Pesticide use in vegetable farming is rampant in Thailand, however a growing urban farming movement is pointing to a more natural path
Many techniques and structures are used to battle extreme weather, make the most of good weather and achieve a good yield at the rooftop garden on top of Kasetsart University. Photos: Courtesy Of Associate Professor Pasinee Sunakorn.
Bangkok’s early settlement was the arable lands fed by the Chao Phraya.
16 Jun 2013
The private sector is starting to take notice of how economically viable the urban farming trend can be and have begun integrating it into their business models.
Novotel Hotel in Siam Square is the first hotel in Thailand to commercialise urban farming as part of their corporate social responsibility efforts. They grow Spirulina, a blue-green microalgae sold as a diet supplement, and used to treat malnutrition, in dozens of trashcan sized vats on their roof.
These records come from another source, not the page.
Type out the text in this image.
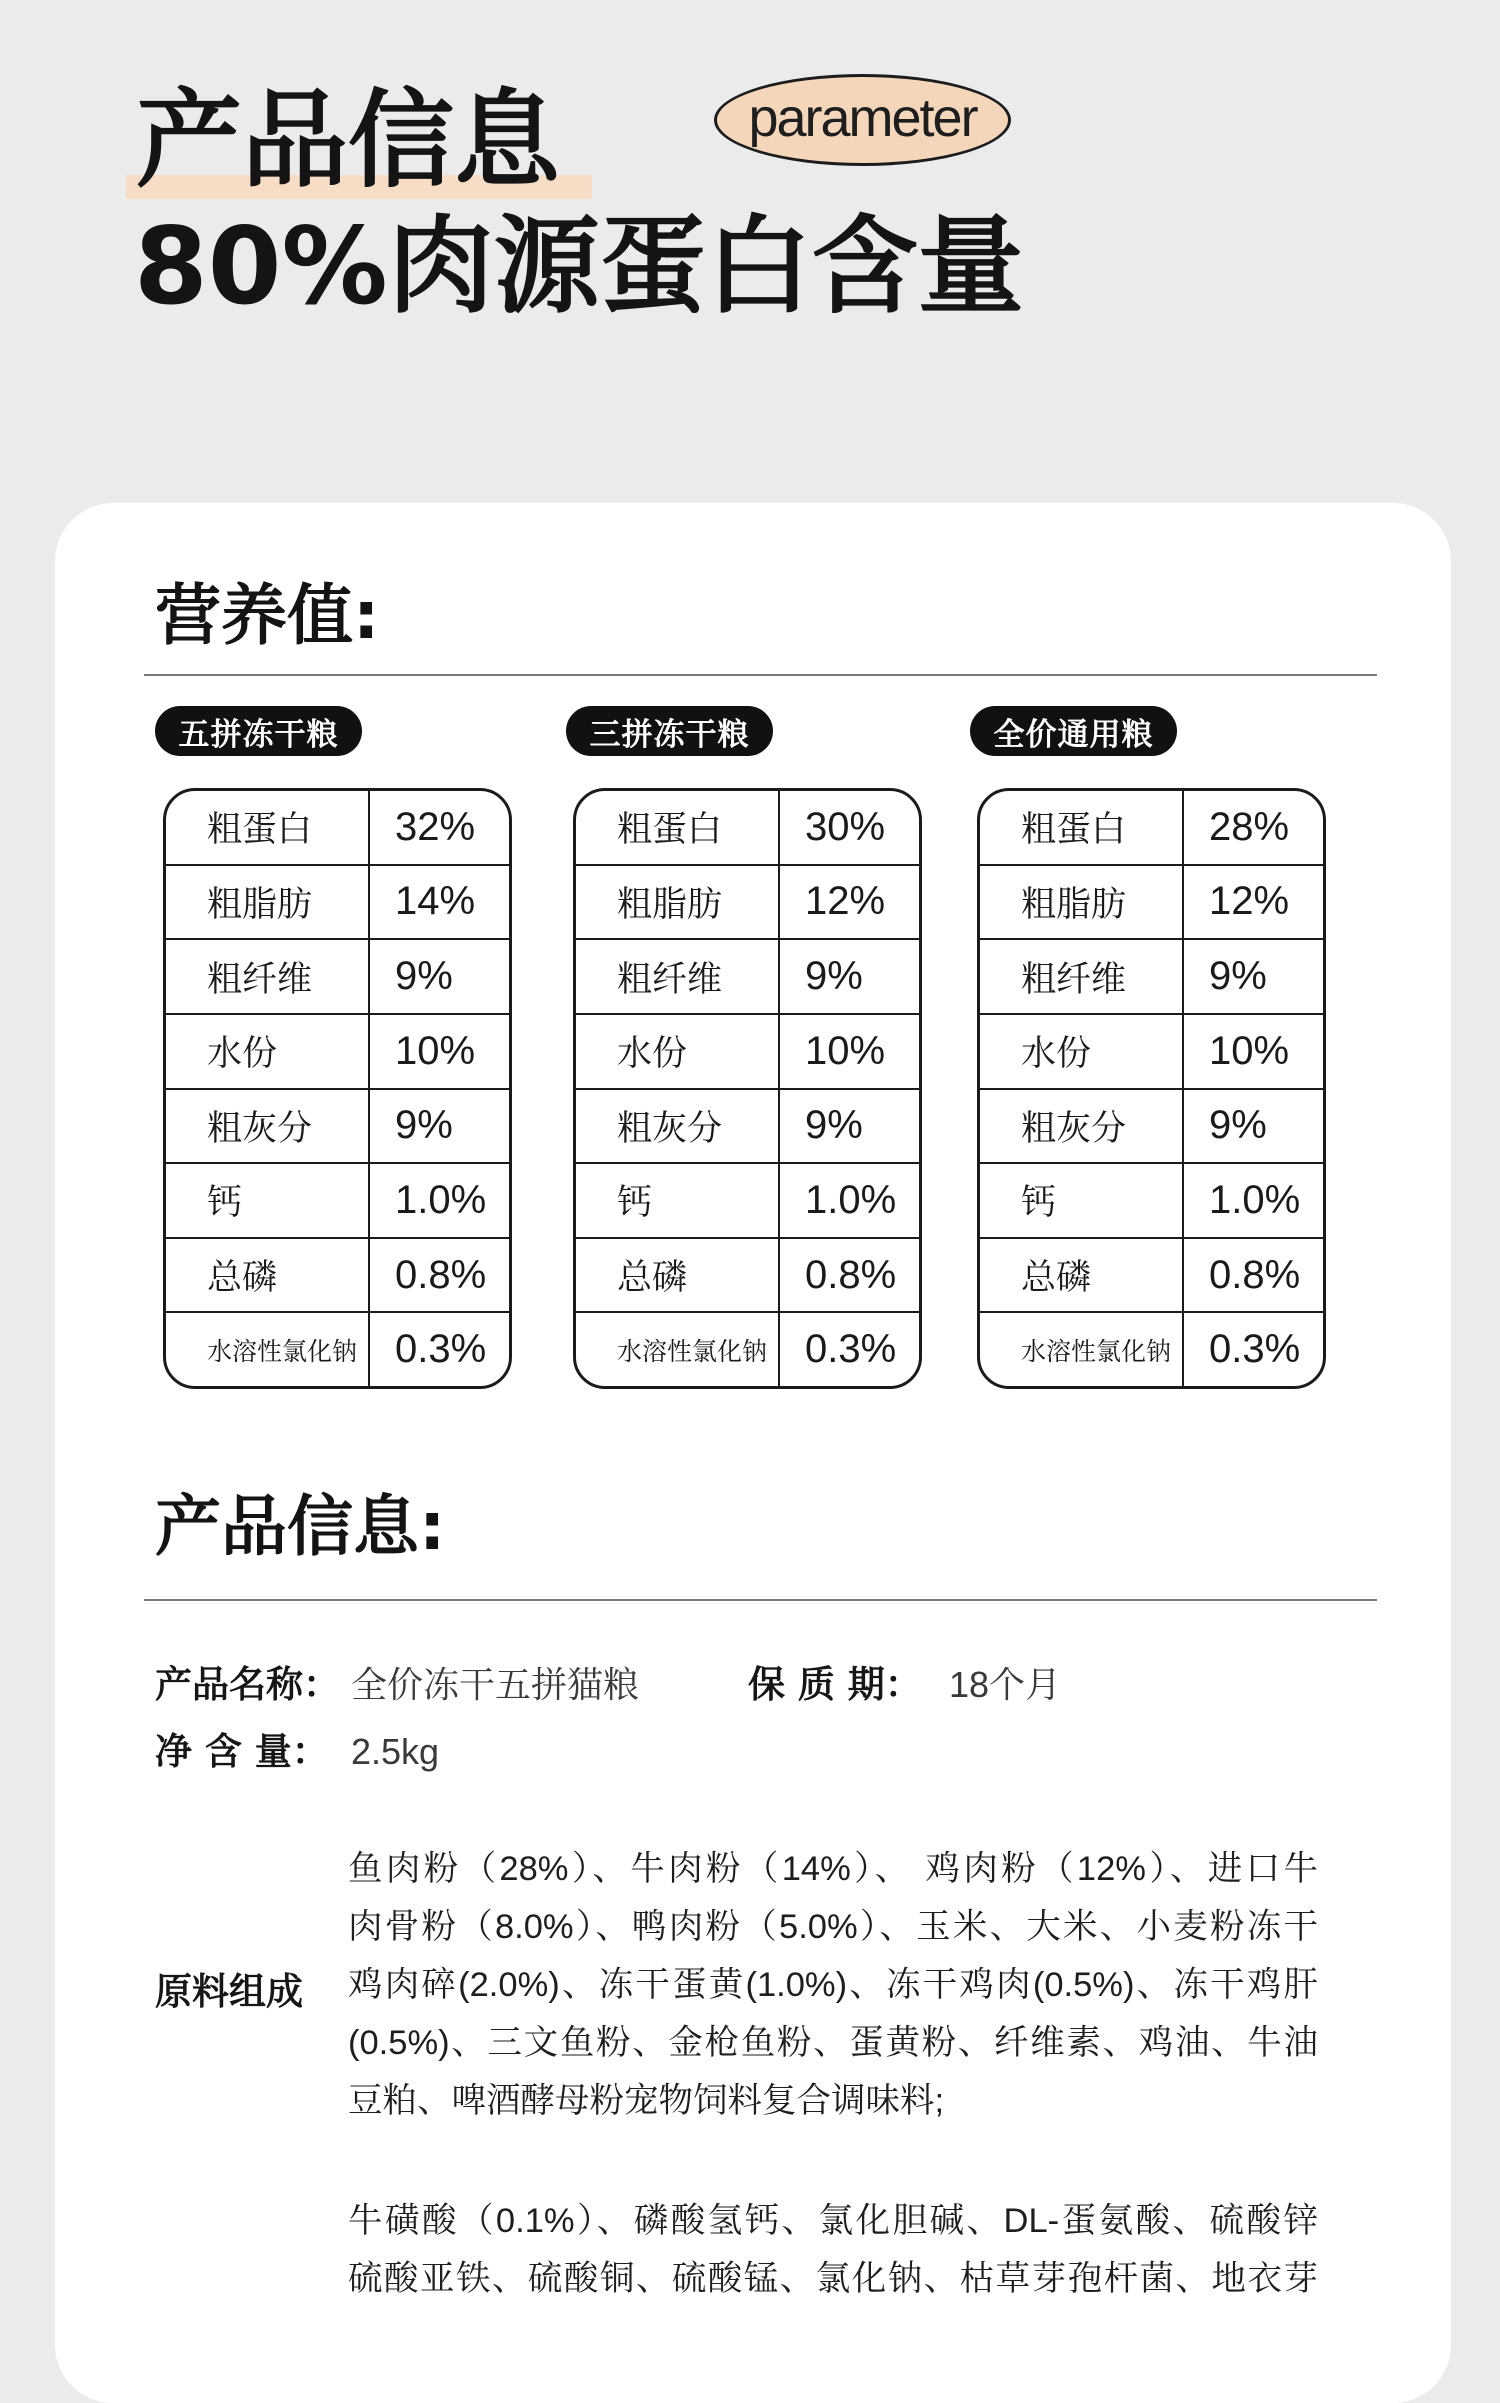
产品信息	parameter
80%肉源蛋白含量
营养值:
五拼冻干粮	三拼冻干粮	全价通用粮
粗蛋白	32%
粗脂肪	14%
粗纤维	9%
水份	10%
粗灰分	9%
钙	1.0%
总磷	0.8%
水溶性氯化钠 0.3%
粗蛋白	30%
粗脂肪	12%
粗纤维	9%
水份	10%
粗灰分	9%
钙	1.0%
总磷	0.8%
水溶性氯化钠 0.3%
粗蛋白	28%
粗脂肪	12%
粗纤维	9%
水份	10%
粗灰分	9%
钙	1.0%
总磷	0.8%
水溶性氯化钠 0.3%
产品信息:
产品名称： 全价冻干五拼猫粮	保 质 期： 18个月
净 含 量： 2.5kg
原料组成
鱼肉粉（28%）、牛肉粉（14%）、 鸡肉粉（12%）、进口牛
肉骨粉（8.0%）、鸭肉粉（5.0%）、玉米、大米、小麦粉冻干
鸡肉碎(2.0%)、冻干蛋黄(1.0%)、冻干鸡肉(0.5%)、冻干鸡肝
(0.5%)、三文鱼粉、金枪鱼粉、蛋黄粉、纤维素、鸡油、牛油
豆粕、啤酒酵母粉宠物饲料复合调味料;
牛磺酸（0.1%）、磷酸氢钙、氯化胆碱、DL-蛋氨酸、硫酸锌
硫酸亚铁、硫酸铜、硫酸锰、氯化钠、枯草芽孢杆菌、地衣芽
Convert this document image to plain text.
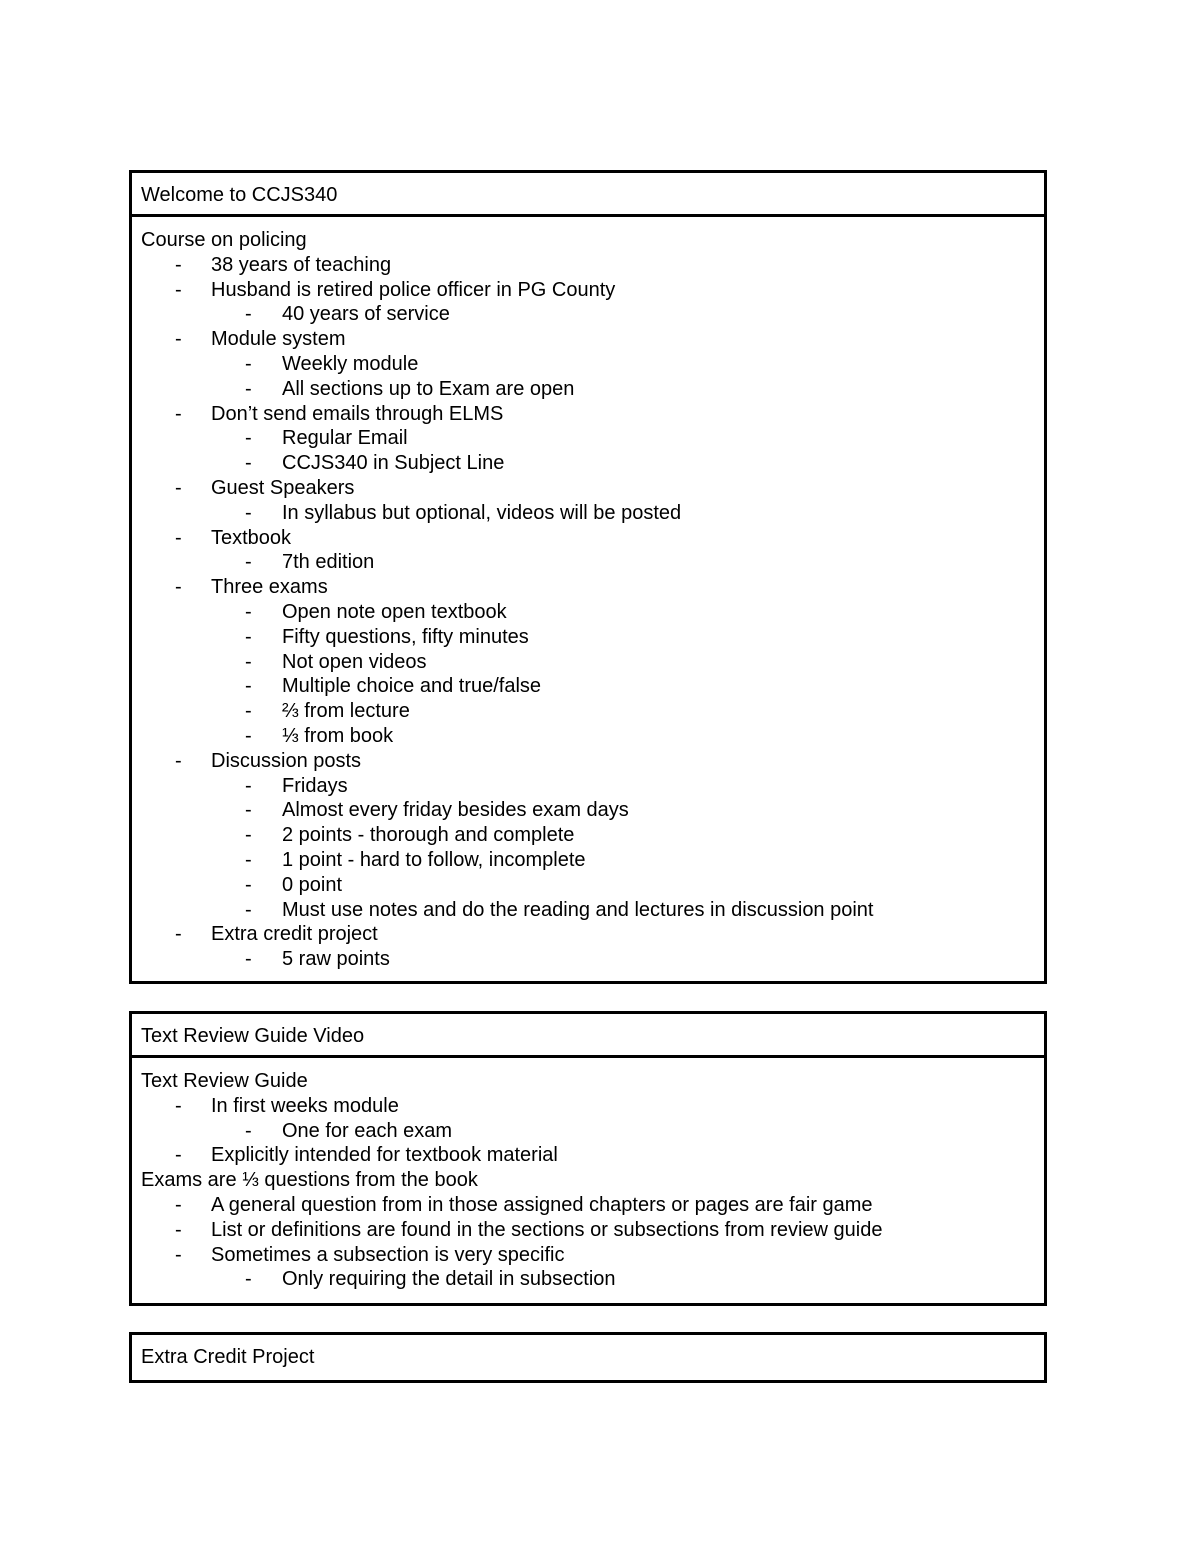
Welcome to CCJS340
Course on policing
- 38 years of teaching
- Husband is retired police officer in PG County
- 40 years of service
- Module system
- Weekly module
- All sections up to Exam are open
- Don’t send emails through ELMS
- Regular Email
- CCJS340 in Subject Line
- Guest Speakers
- In syllabus but optional, videos will be posted
- Textbook
- 7th edition
- Three exams
- Open note open textbook
- Fifty questions, fifty minutes
- Not open videos
- Multiple choice and true/false
- ⅔ from lecture
- ⅓ from book
- Discussion posts
- Fridays
- Almost every friday besides exam days
- 2 points - thorough and complete
- 1 point - hard to follow, incomplete
- 0 point
- Must use notes and do the reading and lectures in discussion point
- Extra credit project
- 5 raw points
Text Review Guide Video
Text Review Guide
- In first weeks module
- One for each exam
- Explicitly intended for textbook material
Exams are ⅓ questions from the book
- A general question from in those assigned chapters or pages are fair game
- List or definitions are found in the sections or subsections from review guide
- Sometimes a subsection is very specific
- Only requiring the detail in subsection
Extra Credit Project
The finished product, a sticky green paste, is then added to Novotel’s sauces, drinks, and even mud spa treatments. The algae tinges the food with a green colour, but doesn’t affect the taste.
Spirulina associate Daniel Koeppel said this CSR project “creates additional revenue by renting out your commercial no-value areas”. Their revenue generating CSR endeavour may well serve as a role model for Bangkok’s hotel industry.
Another private company, a textile factory in central Bangkok, is trying to scale up urban farming on a more community based level.
Isavaret and Amphai Tamonut won US$50,000 (1.5 million baht) in Holcim Foundation funding to transform their family textile factory into an “Urban Farm Urban Barn”. The farm will be developed on four rai of land just a block away from Kasikorn Bank headquarters and is watered by canals that feed into the Chao Phraya River.